4. The peptide according to claim 3, further characterized in that the amino acid substitutions are present in one or more of the positions corresponding to positions 15, 17 and 19 of BNIP3.

5. The peptide according to claim 3 or 4, further characterized in that the amino acid substitutions are selected from (i) glutamic acid at position 15 of BNIP3 to phenylalanine, isoleucine, leucine, valine, tyrosine, cysteine, histidine, arginine or threonine, and (ii) histidine at position 17 of BNIP3 to valine, and (iii) serine at position 19 of BNIP3 to tyrosine, cysteine, phenylalanine or histidine.

6. The peptide according to any of claims 1 to 5, further characterized in that the BNIP3 fragment comprises a phenylalanine residue in the position corresponding to position 19 of BNIP3.

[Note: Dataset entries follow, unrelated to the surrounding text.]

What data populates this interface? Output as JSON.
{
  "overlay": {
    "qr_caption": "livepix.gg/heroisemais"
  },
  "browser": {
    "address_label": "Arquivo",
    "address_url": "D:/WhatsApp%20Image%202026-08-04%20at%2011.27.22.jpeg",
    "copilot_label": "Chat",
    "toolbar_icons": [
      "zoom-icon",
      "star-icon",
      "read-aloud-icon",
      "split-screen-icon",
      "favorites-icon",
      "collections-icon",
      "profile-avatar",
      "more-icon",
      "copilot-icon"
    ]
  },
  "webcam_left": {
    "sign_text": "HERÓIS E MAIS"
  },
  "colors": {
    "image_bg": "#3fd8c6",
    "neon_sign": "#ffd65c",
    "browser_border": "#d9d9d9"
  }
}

7. The peptide according to any one of claims 1 to 6, further characterized in that the BNIP3 fragment (i) comprises positions 12 to 20 of BNIP3, optionally comprising 1, 2, 3 or 4 amino acid substitutions compared to positions 12 to 20 of BNIP3; (ii) comprises positions 4 to 20 of BNIP3, optionally comprising 1, 2, 3, 4, 5 or 6 amino acid substitutions compared to positions 4 to 20 of BNIP3; or (iii) comprises positions 1 to 20 of BNIP3, optionally comprising 1, 2, 3, 4, 5 or 6 amino acid substitutions compared to positions 1 to 20 of BNIP3; or (iv) consists of an amino acid sequence selected from the group consisting of SEQ ID NO: 3 to 30.

8. The peptide according to claim 1, further characterized in that the BNIP3 fragment comprises a D-reverse-reverse sequence of positions 13 to 20 of BNIP3 or of any of the amino acid sequences defined in claims 2 to 7.

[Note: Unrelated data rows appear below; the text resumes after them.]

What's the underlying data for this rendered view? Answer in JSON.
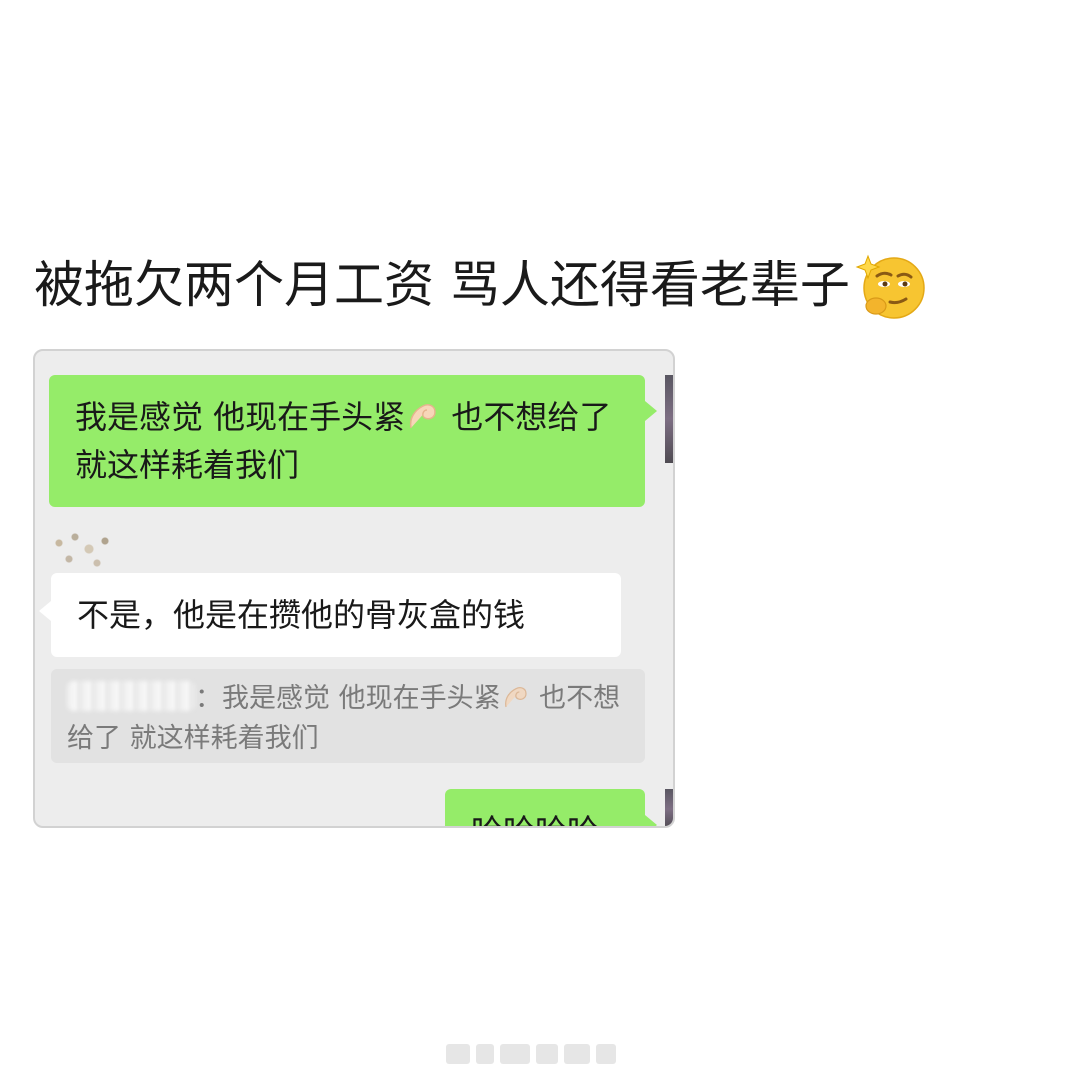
{
  "headline": {
    "text": "被拖欠两个月工资 骂人还得看老辈子"
  },
  "chat": {
    "outgoing_1": {
      "before_emoji": "我是感觉 他现在手头紧",
      "emoji": "pinched-fingers-emoji",
      "after_emoji": " 也不想给了 就这样耗着我们"
    },
    "incoming_1": {
      "text": "不是，他是在攒他的骨灰盒的钱"
    },
    "quote": {
      "separator": "：",
      "before_emoji": "我是感觉 他现在手头紧",
      "emoji": "pinched-fingers-emoji",
      "after_emoji": " 也不想给了 就这样耗着我们"
    },
    "outgoing_2": {
      "text": "哈哈哈哈"
    }
  },
  "icons": {
    "headline_emoji": "thinking-face-sparkle-emoji",
    "bubble_emoji": "pinched-fingers-emoji"
  },
  "colors": {
    "outgoing_bubble": "#95ec69",
    "incoming_bubble": "#ffffff",
    "chat_background": "#ededed",
    "quote_background": "#e2e2e2"
  }
}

9. The peptide according to any one of claims 1 to 8, further characterized in that the cell uptake signal I bCQnn / 77n7 / q / YIAI (i) is a peptide having a length of 5 to 30 amino acids, in particular 8 to 20 amino acids or 10 to 16 amino acids, especially 12 amino acids; (ii) is the protein transduction domain of the HIV TAT protein; and / or (iii) comprises an amino acid sequence selected from the group consisting of SEQ ID NO: 31 to 50.

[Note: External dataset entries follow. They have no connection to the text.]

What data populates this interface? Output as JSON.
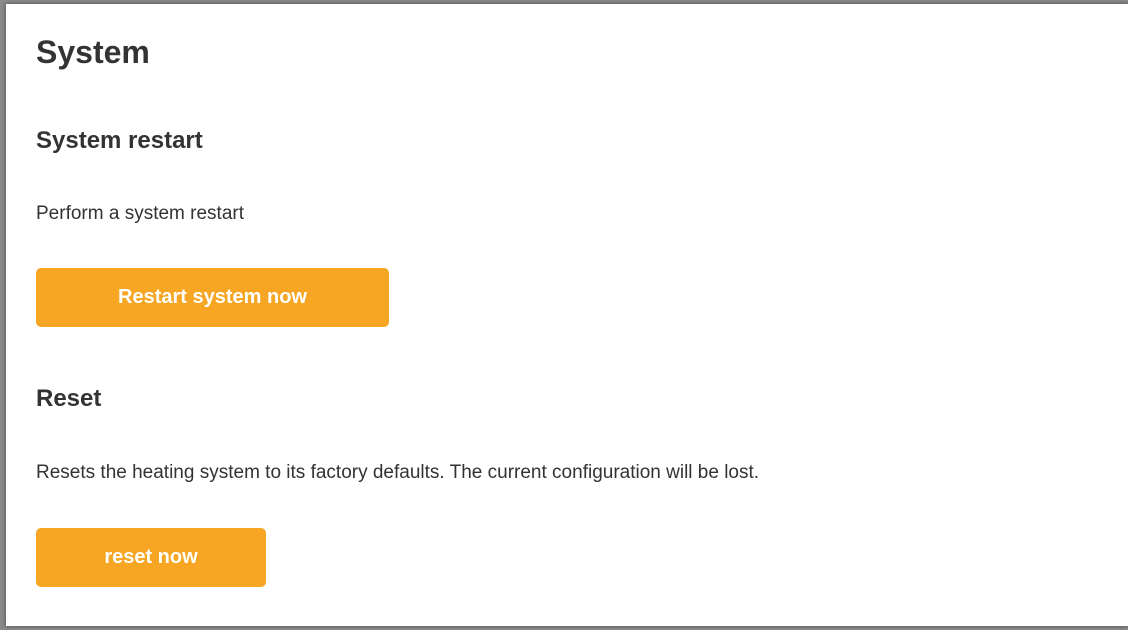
{
  "page": {
    "title": "System"
  },
  "restart": {
    "title": "System restart",
    "description": "Perform a system restart",
    "button_label": "Restart system now"
  },
  "reset": {
    "title": "Reset",
    "description": "Resets the heating system to its factory defaults. The current configuration will be lost.",
    "button_label": "reset now"
  },
  "colors": {
    "accent": "#f6a623",
    "text": "#333333",
    "background": "#ffffff"
  }
}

10. The peptide according to any of claims 1 to 8, further characterized in that the cell uptake signal comprises a D-reverse-reverse sequence of a cell-penetrating peptide, in particular a cell-penetrating peptide as defined in claim 9.

11. The peptide according to any of claims 1 to 10, comprising the cell uptake signal and the BNIP3 fragment, further characterized in that it optionally comprises a linker between the cell uptake signal and the BNIP3 fragment.

12. The peptide according to any of claims 1 to 11, further characterized in that it has a length of 40 amino acids or less, in particular 35 amino acids or less, especially 30 amino acids or less.

13. A pharmaceutical composition characterized in that it comprises the peptide according to any of claims 1 to 12.

14. The peptide according to any of claims 1 to 12 for use in the treatment of reperfusion-related and / or mitochondrial-related disorders, as well as cancer therapy-induced cardiotoxicity.

15. The peptide for use according to claim 14, wherein the reperfusion-related and / or mitochondrial-related disorder is selected from the group consisting of myocardial infarction, stroke, acute kidney injury, trauma, circulatory arrest, and cessation of blood flow during organ transplantation.

16. The peptide for use according to claim 14 or 15, wherein the peptide is adapted to be administered to the patient during or after the event of impaired blood supply, especially prior to reperfusion of the ischemic-affected tissue.

17. The peptide for use according to claim 16, wherein the peptide is adapted to be administered to the patient within a 2-hour period, particularly within a 30-minute period prior to reperfusion.

18. The peptide according to any of claims 1 to 12 for use in the treatment or prevention of tissue damage due to mitochondrial necrosis or apoptosis.

19. A method for screening a compound suitable for the prevention of reperfusion injury and / or mitochondrial-induced disorders and / or cancer therapy-induced cardiotoxicity, characterized in that it comprises (i) providing one or more candidate compounds; (ii) determining the ability of the candidate compounds to interfere with the binding of BNIP3 and BAX; (iii) selecting those candidate compounds that interfere with the binding of BNIP3 and BAX.